I've entered it into a comp later this month, I'll post back here the results.
 
Just had a taste of my second batch of this the other night, this time a Partial Mash. I said it before and I'll say it again, one of the best, tastiest beers I've ever brewed.

I've entered it into a comp later this month, I'll post back here the results.

What was your partial mash recipe? I posted mine earlier in this thread:
https://www.homebrewtalk.com/f67/ab...astle-clone-ag-36912/index11.html#post1597367

and I will probably brew this again soon and would like to know how your PM recipe compares.
 
What was your partial mash recipe? I posted mine earlier in this thread:
https://www.homebrewtalk.com/f67/ab...astle-clone-ag-36912/index11.html#post1597367

and I will probably brew this again soon and would like to know how your PM recipe compares.

Here's mine:
-----------------
4 lbs Pale LME
2 lbs 2-row
1/2 lb. Carapils
1/2 lb.Crystal 20L
1/2 lb.Crystal 60L
1/2 lb.Crystal 80L
1/2 lb.Chocolate

1/2 oz. Goldings hops (60 min boil)
1/2 oz. Cascade (45 min boil)
1/2 oz. Goldings hops (15 min boil)
1 tsp. Irish Moss (15 min boil)
1/2 oz. Cascade hops (5 min boil)

White Labs WLP005
---------------

I know I kind of went off the path with the hops and the yeast, but it tastes surprisingly similar.

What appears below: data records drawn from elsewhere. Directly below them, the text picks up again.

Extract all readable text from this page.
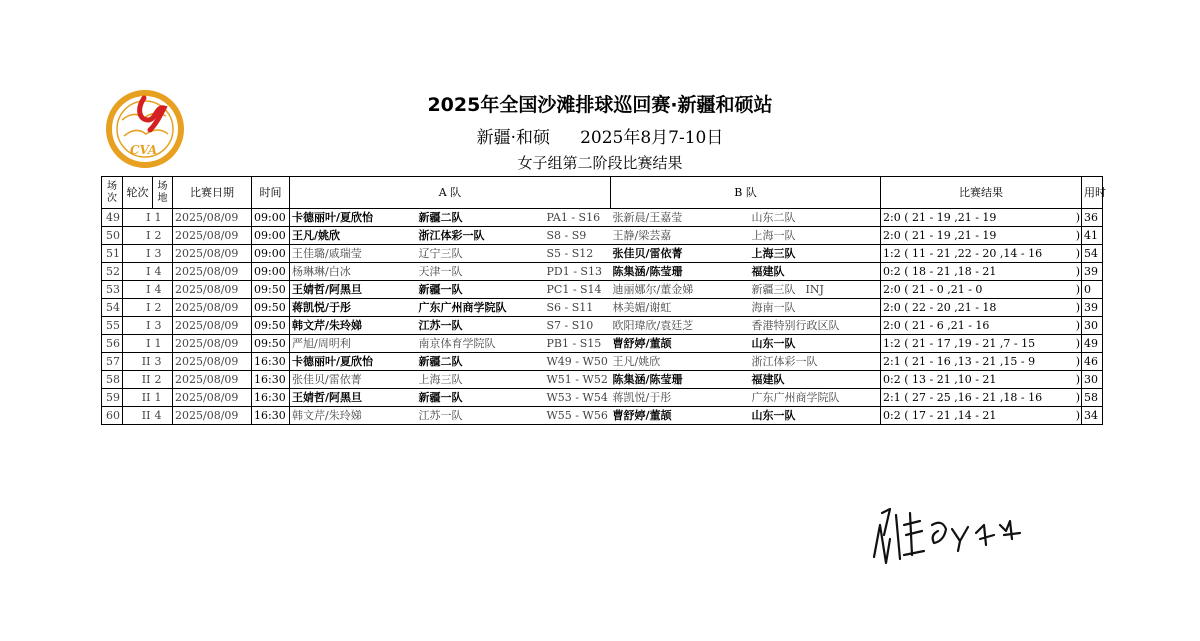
CVA
2025年全国沙滩排球巡回赛·新疆和硕站
新疆·和硕 2025年8月7-10日
女子组第二阶段比赛结果
场次	轮次	场地	比赛日期	时间	A 队			B 队		比赛结果	用时
49	I	1	2025/08/09	09:00	卡德丽叶/夏欣怡	新疆二队	PA1 - S16	张新晨/王嘉莹	山东二队	2:0 ( 21 - 19 ,21 - 19 )	36
50	I	2	2025/08/09	09:00	王凡/姚欣	浙江体彩一队	S8 - S9	王静/梁芸嘉	上海一队	2:0 ( 21 - 19 ,21 - 19 )	41
51	I	3	2025/08/09	09:00	王佳璐/戚瑞莹	辽宁三队	S5 - S12	张佳贝/雷依菁	上海三队	1:2 ( 11 - 21 ,22 - 20 ,14 - 16 )	54
52	I	4	2025/08/09	09:00	杨琳琳/白冰	天津一队	PD1 - S13	陈集涵/陈莹珊	福建队	0:2 ( 18 - 21 ,18 - 21 )	39
53	I	4	2025/08/09	09:50	王婧哲/阿黑旦	新疆一队	PC1 - S14	迪丽娜尔/董金娣	新疆三队 INJ	2:0 ( 21 - 0 ,21 - 0 )	0
54	I	2	2025/08/09	09:50	蒋凯悦/于彤	广东广州商学院队	S6 - S11	林美媚/谢虹	海南一队	2:0 ( 22 - 20 ,21 - 18 )	39
55	I	3	2025/08/09	09:50	韩文芹/朱玲娣	江苏一队	S7 - S10	欧阳瑋欣/袁廷芝	香港特别行政区队	2:0 ( 21 - 6 ,21 - 16 )	30
56	I	1	2025/08/09	09:50	严旭/周明利	南京体育学院队	PB1 - S15	曹舒婷/董颉	山东一队	1:2 ( 21 - 17 ,19 - 21 ,7 - 15 )	49
57	II	3	2025/08/09	16:30	卡德丽叶/夏欣怡	新疆二队	W49 - W50	王凡/姚欣	浙江体彩一队	2:1 ( 21 - 16 ,13 - 21 ,15 - 9 )	46
58	II	2	2025/08/09	16:30	张佳贝/雷依菁	上海三队	W51 - W52	陈集涵/陈莹珊	福建队	0:2 ( 13 - 21 ,10 - 21 )	30
59	II	1	2025/08/09	16:30	王婧哲/阿黑旦	新疆一队	W53 - W54	蒋凯悦/于彤	广东广州商学院队	2:1 ( 27 - 25 ,16 - 21 ,18 - 16 )	58
60	II	4	2025/08/09	16:30	韩文芹/朱玲娣	江苏一队	W55 - W56	曹舒婷/董颉	山东一队	0:2 ( 17 - 21 ,14 - 21 )	34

Mind you, it's only been about a week and a half in the bottle...
 
Hello, BierMuncher, I recently did my first AG brew using this recipe. You can view pictures of all the steps I performed here I have two questions about the brew after pitching the yeast.

1) How long should it ferment for? I used an iphone app called brewpal and according to that, I am suppose to let the brew ferment for two weeks (14 days). So far it has been 8days.

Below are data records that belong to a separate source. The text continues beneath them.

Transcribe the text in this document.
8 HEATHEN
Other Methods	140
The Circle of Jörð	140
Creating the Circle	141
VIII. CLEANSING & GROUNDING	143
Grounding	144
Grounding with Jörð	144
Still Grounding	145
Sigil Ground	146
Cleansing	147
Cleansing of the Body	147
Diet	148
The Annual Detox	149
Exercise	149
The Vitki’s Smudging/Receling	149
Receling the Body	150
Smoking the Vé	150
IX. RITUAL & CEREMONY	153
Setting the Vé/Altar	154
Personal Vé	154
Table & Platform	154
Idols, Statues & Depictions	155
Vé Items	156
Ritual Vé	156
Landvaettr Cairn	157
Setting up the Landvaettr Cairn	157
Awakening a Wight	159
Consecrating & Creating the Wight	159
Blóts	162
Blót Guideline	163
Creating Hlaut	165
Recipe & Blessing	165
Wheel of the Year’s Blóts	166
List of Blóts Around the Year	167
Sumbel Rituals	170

2) What kind of force carbonation did you perform on the brew? I am using 5 gal corny kegs.

cheers
-Chris
 
I too used this (with tiny mods) as my first AG brew yesterday. Hit the OG spot on but pitched the yeast a little too soon (90F). It's bubbling away now. Can't wait to taste it in a month. :)
 
I too used this (with tiny mods) as my first AG brew yesterday. Hit the OG spot on but pitched the yeast a little too soon (90F). It's bubbling away now. Can't wait to taste it in a month. :)

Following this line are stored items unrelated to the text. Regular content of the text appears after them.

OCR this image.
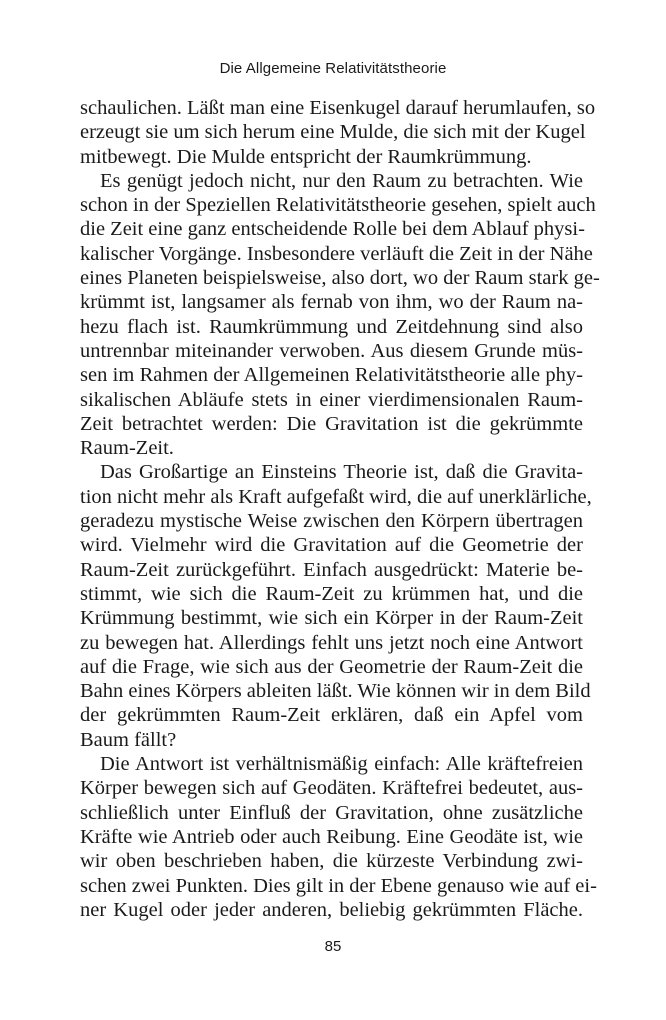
Die Allgemeine Relativitätstheorie
schaulichen. Läßt man eine Eisenkugel darauf herumlaufen, so
erzeugt sie um sich herum eine Mulde, die sich mit der Kugel
mitbewegt. Die Mulde entspricht der Raumkrümmung.
Es genügt jedoch nicht, nur den Raum zu betrachten. Wie
schon in der Speziellen Relativitätstheorie gesehen, spielt auch
die Zeit eine ganz entscheidende Rolle bei dem Ablauf physi-
kalischer Vorgänge. Insbesondere verläuft die Zeit in der Nähe
eines Planeten beispielsweise, also dort, wo der Raum stark ge-
krümmt ist, langsamer als fernab von ihm, wo der Raum na-
hezu flach ist. Raumkrümmung und Zeitdehnung sind also
untrennbar miteinander verwoben. Aus diesem Grunde müs-
sen im Rahmen der Allgemeinen Relativitätstheorie alle phy-
sikalischen Abläufe stets in einer vierdimensionalen Raum-
Zeit betrachtet werden: Die Gravitation ist die gekrümmte
Raum-Zeit.
Das Großartige an Einsteins Theorie ist, daß die Gravita-
tion nicht mehr als Kraft aufgefaßt wird, die auf unerklärliche,
geradezu mystische Weise zwischen den Körpern übertragen
wird. Vielmehr wird die Gravitation auf die Geometrie der
Raum-Zeit zurückgeführt. Einfach ausgedrückt: Materie be-
stimmt, wie sich die Raum-Zeit zu krümmen hat, und die
Krümmung bestimmt, wie sich ein Körper in der Raum-Zeit
zu bewegen hat. Allerdings fehlt uns jetzt noch eine Antwort
auf die Frage, wie sich aus der Geometrie der Raum-Zeit die
Bahn eines Körpers ableiten läßt. Wie können wir in dem Bild
der gekrümmten Raum-Zeit erklären, daß ein Apfel vom
Baum fällt?
Die Antwort ist verhältnismäßig einfach: Alle kräftefreien
Körper bewegen sich auf Geodäten. Kräftefrei bedeutet, aus-
schließlich unter Einfluß der Gravitation, ohne zusätzliche
Kräfte wie Antrieb oder auch Reibung. Eine Geodäte ist, wie
wir oben beschrieben haben, die kürzeste Verbindung zwi-
schen zwei Punkten. Dies gilt in der Ebene genauso wie auf ei-
ner Kugel oder jeder anderen, beliebig gekrümmten Fläche.
85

Why did you use three different types of fermentation?
 
I just got the ingrediants for Kornbread's 5.5 gal version. LHBS didn't have Target so I settled on Willamette. I'll use 1.5 oz of it since the AA% is 4.5%. I'm pretty pumped about it. I'll y'all know how it turns out. Thanks for the recipe!! :mug:
 

Primary Fermentation (# of Days & Temp):
7 at 69 degrees
Additional Fermentation: Kegged and chilled to 37 degrees for 5 days
Secondary Fermentation (# of Days & Temp): 5 at 69 with gelatin

Hey, I have had my brew in primary for 8 days now, and was wondering when you did the Additional Fermentation: kegged and chilled to 37 degress for 5 days did you force carb your brew? and if you did, did you add any additional sugar or what not? Then after those 5 days did you just let it chill at 69-70 for 5 days still carbed in the keg?

Also this is the original gravity I had before I pitched the yeast.

origGravity-e1276308847857.jpg


and here is the gravity I measured today.
11jun10gravityGood-e1276309648784.jpg


cheers
-Chris
 
i think he just put it in wrong i think it was primary then secondary then keg. I am not possitive on this.

I brewed this yesterday hit the OG on the button. even after the boil i could taste the new castle in it :) keep up the good work
 
Brewed this up today. Pretty good brew day except for the boil over. AARRG! Need a bigger kettle.
OG ended up at 1.048. Bit higher than I thought I'd get but not a big deal I guess. Looking forward to this one. Color looks to be pretty close.